I was thinking about this for a while as I attempted to pithily caption a picture I took of the lemons and was posting it on Instagram (yes, I admit this). For the past many months since I've graduated, I've tried out a few different possible futures--in theory. There have been job applications, an interview or two, a few ideas tossed around because maybe the problem is just that I haven't thought of the right thing yet. But, all the same, here I am six months later, for some good reasons and some not so good reasons, still doing almost exactly what I was doing in May. 

There are times when it is right and good to be still. When we not only can, but should pause to be at peace with ourselves or to be receptive to what is around us. Inaction is not identical with passivity or apathy, and rest is as essential to the end as work. 

It is equally true, however, that when we confine our action to our heads, to the hypotheticals and to dreaming, without ever putting feet to our desires, we sicken. Challenges, life's lemons, may be bitter medicine when they come. But that which is unpalatable is not always therefore harmful. So too, that which is difficult is also an invitation to heal or to strengthen or to grow. If you're feeling stagnant, one of the first questions to ask yourself is: when is the last time you did something for the first time?

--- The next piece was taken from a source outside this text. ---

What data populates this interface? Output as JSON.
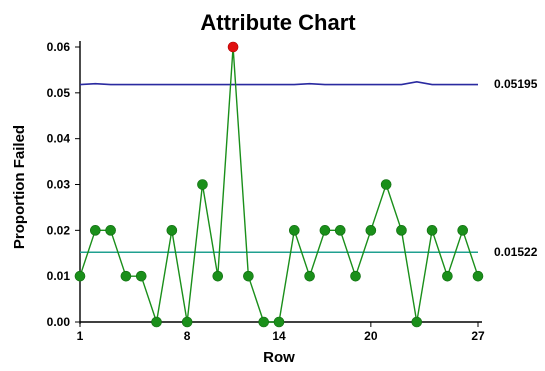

I have tried to take this idea to heart with some recent changes that I've been making in my own life. No, I don't have a flashy job to offer as proof that I've made it to adulthood. But I'm identifying what my interests are now that they're not dictated by the courses on offer for a given semester, and I'm trying new things. I love language, so I'm teaching myself Latin and trying to brush up on my German at the same time. I'm learning how to bind hardcover books. Thanks in large part to my siblings and the perfect birthday gift, I'm taking up calligraphy, both on my own time and through a workshop on medieval Irish uncial hand. I have a new job beginning in December that I intend to be the first half of a move into Philadelphia. And finally, I adopted a cat, who in two days has already given me a sobering sense of responsibility and the need for selflessness (she's also pretty cute when she chases lasers and sleeps on me). 

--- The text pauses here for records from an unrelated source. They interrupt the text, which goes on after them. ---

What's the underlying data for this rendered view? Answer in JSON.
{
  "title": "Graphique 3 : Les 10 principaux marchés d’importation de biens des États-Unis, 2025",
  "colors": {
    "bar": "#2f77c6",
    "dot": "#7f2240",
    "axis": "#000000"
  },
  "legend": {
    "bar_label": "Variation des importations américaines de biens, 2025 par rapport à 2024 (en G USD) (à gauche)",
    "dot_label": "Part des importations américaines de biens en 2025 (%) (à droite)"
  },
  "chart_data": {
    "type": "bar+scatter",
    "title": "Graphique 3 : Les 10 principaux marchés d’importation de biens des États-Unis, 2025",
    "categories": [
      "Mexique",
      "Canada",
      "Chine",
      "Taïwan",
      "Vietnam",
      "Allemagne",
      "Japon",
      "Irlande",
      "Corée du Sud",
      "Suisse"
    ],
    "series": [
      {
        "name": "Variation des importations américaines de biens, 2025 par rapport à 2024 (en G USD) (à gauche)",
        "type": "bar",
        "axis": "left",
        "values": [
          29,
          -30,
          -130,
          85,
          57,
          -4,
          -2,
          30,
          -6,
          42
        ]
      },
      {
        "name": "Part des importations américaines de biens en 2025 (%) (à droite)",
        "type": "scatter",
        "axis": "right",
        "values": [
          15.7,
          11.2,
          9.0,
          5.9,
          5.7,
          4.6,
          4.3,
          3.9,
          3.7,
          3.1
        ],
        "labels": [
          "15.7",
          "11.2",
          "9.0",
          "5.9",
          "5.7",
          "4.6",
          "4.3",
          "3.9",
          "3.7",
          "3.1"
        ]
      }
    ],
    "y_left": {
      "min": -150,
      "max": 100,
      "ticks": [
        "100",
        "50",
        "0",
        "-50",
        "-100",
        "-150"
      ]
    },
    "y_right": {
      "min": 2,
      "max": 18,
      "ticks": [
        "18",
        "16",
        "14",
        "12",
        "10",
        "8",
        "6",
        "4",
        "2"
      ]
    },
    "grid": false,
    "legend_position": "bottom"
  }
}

As fun as all of these things are, they require work. Even keeping up this blog, such as it is, requires me to put forth some effort. But the challenges we choose to accept (because, yes, we do often have to choose our challenges) are also rewarding and invigorating. I don't want to feel dead: I want to know that I'm alive, even when being alive means that I'm squirming over how incredibly awkward I feel in a social setting--one that I put myself in because I'm sick of sitting back and anxiously watching my opportunities disappear into the past. The point isn't even to accomplish something amazing, although that would be awesome. It's the challenge itself and embracing it, whatever the result, that we can focus on and build on for the future.

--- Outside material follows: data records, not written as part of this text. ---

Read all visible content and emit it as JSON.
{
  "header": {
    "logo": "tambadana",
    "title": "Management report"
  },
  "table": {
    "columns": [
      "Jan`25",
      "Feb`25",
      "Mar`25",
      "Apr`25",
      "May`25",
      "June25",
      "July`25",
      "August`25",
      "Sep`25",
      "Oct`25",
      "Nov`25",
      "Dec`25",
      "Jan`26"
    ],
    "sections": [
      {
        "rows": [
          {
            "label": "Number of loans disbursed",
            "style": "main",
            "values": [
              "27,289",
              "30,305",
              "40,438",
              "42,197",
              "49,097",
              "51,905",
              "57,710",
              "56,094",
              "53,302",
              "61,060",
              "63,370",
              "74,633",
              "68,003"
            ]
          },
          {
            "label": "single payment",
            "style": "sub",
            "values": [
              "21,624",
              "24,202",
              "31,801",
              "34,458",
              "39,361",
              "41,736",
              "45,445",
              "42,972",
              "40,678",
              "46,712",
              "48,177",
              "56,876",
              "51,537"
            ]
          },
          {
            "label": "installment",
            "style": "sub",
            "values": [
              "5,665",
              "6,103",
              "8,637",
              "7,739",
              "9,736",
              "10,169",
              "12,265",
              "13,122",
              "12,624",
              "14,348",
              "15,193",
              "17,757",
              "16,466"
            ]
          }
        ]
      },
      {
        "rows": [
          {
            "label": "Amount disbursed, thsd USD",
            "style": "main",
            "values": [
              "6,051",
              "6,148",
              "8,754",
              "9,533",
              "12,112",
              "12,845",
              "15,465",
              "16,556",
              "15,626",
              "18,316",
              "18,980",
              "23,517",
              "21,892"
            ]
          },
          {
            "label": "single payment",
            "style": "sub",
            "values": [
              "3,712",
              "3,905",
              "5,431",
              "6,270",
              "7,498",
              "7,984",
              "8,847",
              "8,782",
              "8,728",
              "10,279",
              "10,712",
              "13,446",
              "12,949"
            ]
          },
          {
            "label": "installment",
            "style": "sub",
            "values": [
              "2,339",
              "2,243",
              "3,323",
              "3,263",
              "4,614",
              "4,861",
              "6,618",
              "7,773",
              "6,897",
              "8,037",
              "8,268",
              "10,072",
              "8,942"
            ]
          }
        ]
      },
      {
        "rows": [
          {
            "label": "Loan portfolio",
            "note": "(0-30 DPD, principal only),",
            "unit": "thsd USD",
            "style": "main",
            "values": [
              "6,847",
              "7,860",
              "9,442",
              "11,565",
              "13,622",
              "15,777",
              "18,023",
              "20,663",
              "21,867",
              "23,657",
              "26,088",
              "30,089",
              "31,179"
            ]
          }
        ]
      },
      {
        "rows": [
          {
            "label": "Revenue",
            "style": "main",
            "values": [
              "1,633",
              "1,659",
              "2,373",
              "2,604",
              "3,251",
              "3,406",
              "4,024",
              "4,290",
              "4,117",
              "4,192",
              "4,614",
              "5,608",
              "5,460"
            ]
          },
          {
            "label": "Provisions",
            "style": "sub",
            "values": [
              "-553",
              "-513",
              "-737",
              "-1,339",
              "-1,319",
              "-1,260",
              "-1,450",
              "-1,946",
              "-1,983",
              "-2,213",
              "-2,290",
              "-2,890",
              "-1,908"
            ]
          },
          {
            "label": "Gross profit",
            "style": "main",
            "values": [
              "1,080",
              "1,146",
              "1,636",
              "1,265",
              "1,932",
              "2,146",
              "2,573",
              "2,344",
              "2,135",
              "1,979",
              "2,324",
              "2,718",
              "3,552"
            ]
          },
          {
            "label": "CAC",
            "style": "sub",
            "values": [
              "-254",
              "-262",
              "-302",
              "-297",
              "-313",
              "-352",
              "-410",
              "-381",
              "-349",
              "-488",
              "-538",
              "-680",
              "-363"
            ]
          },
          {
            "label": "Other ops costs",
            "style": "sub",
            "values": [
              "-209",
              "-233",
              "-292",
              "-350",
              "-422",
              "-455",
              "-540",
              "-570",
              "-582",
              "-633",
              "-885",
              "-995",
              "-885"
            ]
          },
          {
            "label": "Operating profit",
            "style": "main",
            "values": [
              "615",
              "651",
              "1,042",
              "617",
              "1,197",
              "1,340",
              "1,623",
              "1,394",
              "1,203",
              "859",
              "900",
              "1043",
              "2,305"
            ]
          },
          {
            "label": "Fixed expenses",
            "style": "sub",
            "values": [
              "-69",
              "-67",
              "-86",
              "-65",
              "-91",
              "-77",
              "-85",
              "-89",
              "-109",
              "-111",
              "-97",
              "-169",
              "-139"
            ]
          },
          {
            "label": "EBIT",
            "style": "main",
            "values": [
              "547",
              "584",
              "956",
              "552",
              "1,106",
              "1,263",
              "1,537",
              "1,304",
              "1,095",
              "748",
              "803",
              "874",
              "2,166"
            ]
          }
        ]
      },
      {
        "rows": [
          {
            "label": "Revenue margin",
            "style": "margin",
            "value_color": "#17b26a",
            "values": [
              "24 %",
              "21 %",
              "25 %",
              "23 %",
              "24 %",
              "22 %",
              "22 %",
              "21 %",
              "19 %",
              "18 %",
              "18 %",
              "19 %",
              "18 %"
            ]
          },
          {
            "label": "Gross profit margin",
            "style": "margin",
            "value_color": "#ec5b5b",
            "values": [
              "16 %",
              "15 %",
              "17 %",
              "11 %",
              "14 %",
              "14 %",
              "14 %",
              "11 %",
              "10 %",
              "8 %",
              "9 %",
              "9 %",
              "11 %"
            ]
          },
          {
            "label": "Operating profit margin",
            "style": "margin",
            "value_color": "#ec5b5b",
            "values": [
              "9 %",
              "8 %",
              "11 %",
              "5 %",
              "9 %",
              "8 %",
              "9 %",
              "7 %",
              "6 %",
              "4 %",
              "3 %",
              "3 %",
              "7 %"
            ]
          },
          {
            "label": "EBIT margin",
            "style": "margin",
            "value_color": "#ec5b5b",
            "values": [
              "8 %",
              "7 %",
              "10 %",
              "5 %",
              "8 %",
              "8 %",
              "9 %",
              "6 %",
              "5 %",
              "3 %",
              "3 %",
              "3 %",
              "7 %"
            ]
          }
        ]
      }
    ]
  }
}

So, for all my friends who are at a point of uncertainty in their lives--because I think you face these moments of decision at all times of life and not just when you're graduating--don't get stuck in the trap of thinking about what could be and letting that be enough. We have an incredibly abstract culture, from the movies we entertain ourselves with to the technologies that we use, and that can make it easy to cheat our way out of the test of real life. At some point, you have to move past your "lemon juice in theory" and drink your "lemon juice in fact" or you won't move at all. And that wouldn't be much a story to tell now would it?